Atelier de poésie - 2015


LE SANDWICH
Sarah Intili

C'est un fragment d'intestin avec de profondes entailles fossilisées, sortes de croûtes brunies – vestiges d'une blessure d'air. Ses deux bouts arrondis, deux moignons polis, arrêtent brutalement sa croissance vertigineuse, comprimant une masse qui fermente.

Le sandwich a une signification pleine; nul autre élément ne peut être admis dans ce bourrage débordant qui fend en deux étuis cette masse énergique. Son trop-plein semble gonfler, respirer à mesure que les doigts pressent la croûte. On y mord, on ne tient plus, la truculence produite par cet empilement généreux tente le geste animal. Et les strates se dévoilent, toute une surface géologique qui révèle les divers degrés de fraîcheur qui se sont amoncelés progressivement. Les strates-strophes tantôt retiennent les prime-vers dans une limite frustrante, tantôt sont excédées par leur dilatation.

Et c'est avec la satisfaction d'une empreinte de dents ferme que l'on chemine sur ce parcours horizontal, ce parcours vertical, enfin tout l'espace tra-versé. Et les éléments se dispersent, et l'harmonie se dé-verse: un agrégat informe.


LE SANDWICH
Mélissa Bertrand

Met peu reconnu dans l’art culinaire, le sandwich, loin des soupes de grands-mères, des raclettes hivernales et des caviars luxueusement tartinés, se révèle être un franc compagnon. Sa taille et son contenu s’ajustent à l’envie. Entre salade, tomate, jambon ou thon, il dégage une vraie personnalité et se tient prêt à nous accompagner dans un voyage d’une journée. Du simple et humble jambon-beurre à l’assemblage compliqué du pastrami, le sandwich appartient à une communauté diverse et variée.
Enfin, mes mains s’approchent du sandwich, avec la tendresse de l’affamé et la fermeté de l’obstiné. Entre ses deux tranches de pain croustillant, le poulet cuit à merveille glisse sur la douceur vert clair de l’avocat timide.

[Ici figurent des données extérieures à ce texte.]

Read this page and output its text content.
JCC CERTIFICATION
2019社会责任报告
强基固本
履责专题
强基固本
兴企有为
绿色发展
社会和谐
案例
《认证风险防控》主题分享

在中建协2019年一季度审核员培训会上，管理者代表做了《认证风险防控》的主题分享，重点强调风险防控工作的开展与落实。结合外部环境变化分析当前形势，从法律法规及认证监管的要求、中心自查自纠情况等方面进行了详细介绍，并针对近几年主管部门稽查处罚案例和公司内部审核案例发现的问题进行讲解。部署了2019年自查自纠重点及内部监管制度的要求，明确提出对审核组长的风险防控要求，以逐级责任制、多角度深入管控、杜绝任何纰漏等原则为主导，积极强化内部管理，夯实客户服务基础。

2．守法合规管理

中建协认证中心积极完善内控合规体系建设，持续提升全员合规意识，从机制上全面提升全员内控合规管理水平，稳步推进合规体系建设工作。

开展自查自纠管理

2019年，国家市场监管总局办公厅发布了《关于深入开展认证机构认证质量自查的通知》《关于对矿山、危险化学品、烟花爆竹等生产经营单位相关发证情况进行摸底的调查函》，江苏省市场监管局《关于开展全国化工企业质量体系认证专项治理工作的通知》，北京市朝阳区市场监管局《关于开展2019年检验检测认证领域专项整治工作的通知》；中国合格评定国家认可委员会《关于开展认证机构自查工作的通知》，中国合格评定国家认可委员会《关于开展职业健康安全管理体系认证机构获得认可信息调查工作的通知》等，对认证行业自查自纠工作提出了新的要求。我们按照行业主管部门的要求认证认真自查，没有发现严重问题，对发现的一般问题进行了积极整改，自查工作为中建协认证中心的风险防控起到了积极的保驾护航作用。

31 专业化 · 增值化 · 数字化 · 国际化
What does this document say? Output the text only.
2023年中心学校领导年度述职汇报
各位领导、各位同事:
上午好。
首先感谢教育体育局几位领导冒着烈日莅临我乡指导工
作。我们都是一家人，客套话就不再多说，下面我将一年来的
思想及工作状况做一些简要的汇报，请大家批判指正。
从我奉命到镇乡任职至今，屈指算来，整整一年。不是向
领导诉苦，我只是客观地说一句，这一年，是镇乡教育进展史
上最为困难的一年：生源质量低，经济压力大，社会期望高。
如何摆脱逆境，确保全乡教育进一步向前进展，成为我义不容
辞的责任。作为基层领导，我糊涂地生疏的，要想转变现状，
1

Quelques feuilles croquantes d’une coquine laitue taquinent les tranches rouges vif d’une tomate mûre. J’empoigne mon sandwich et l’approche de ma bouche avide de saveurs lorsque, soudain, la tomate s’échappe d’un côté, l’avocat se dandine de l’autre, le poulet glisse sur la moutarde ! Ô mon sandwich, je ne t’aimerai pas tant si tu étais facile à manger !


LE SANDWICH
Johana Mechaly

Le sandwich de nos jours, est un repas très personnel.
Il se mange avec amour, car il contient tout ce qu'on aime.
On le façonne soigneusement.
Un à un, on choisit les ingrédients, dont celui sera fournit,
dans le seul but de nous être exquis.
Du pain à la sauce, le sandwich est notre.
Tout ce qui le compose, nous révèle aux autres.
Nos goûts et nos couleurs se reflètent, 
Dans le pain tel un interprète.
Entre la croustillante baguette, le pain de mie avec ou sans croute, le pain beagle, le pain complet - le choix nous coûte.
Car le pain est à la base de tout sandwich, il est comme sa colonne vertébrale. Il doit pouvoir contenir tout ce qu'on y étale.
A l'intérieur les aliments s'entassent, ne se distinguent plus,
Et finissent par former une épaisse farce.
Le sandwich achevé, semble prêt à exploser.
Dégoulinant sur les côtés, il se déguste en plusieurs bouchées.
Nos papilles en attente, la première bouchée est intense.
Le plaisir du goût s'impose sur les autres sens.
Texture et saveur, sont différentes à chaque mélange.
Renouveau continu pour le palet, il intrigue dès qu'il change.
C'est la surprise que l'on y recherche, la surprise du goût.


Le sandwich
Marie Romsee

L’accordéon sandwichéen est merveilleux d’abord à cause de cette gamme d’aliments qui se déploie dès qu’on ouvre l’instrument : s’affaissant et pliant sous notre mâchoire à chaque bouchée il fait un son, puis par un jeu de mains sur ces petites notes de croûte, retrouve sa forme initiale par une décompression. Ainsi donc le sandwich est cette idée de monde, privilège que se donnent les gens pressés, solitaires, au détour d’un quai. Le sandwich n’a en effet jamais tant voyagé. Il a tout vu, tout connu. Il a observé toutes les gares du monde, pénétré toutes les universités. Il a assisté à des cours de philo ou a expérimenté le fond des caniveaux. Tous ces plans lui confèrent alors un degré de connaissance quasi encyclopédique. Il suffit de tourner le jambon, tu découvres une feuille de salade, puis une tranche de gruyère et tu parviens enfin à cette mie tendre et mordante du pain. Tu ne te poses pas la question de savoir quel étage de l’immeuble tu dévoreras en premier. Dans un défoulement gratuit, tu déchires violemment ce sandwich. Ce travail de maçon façonné de couches plus ou moins étanches, est anéanti en bouillie dont les derniers éclats craquent sous ton palais. Rythme saccadé ou decrescendo, dans un tumulte de mâchoires ou en toute discrétion, lorsque tu dévores ton bon sandwich tu fais ta partition.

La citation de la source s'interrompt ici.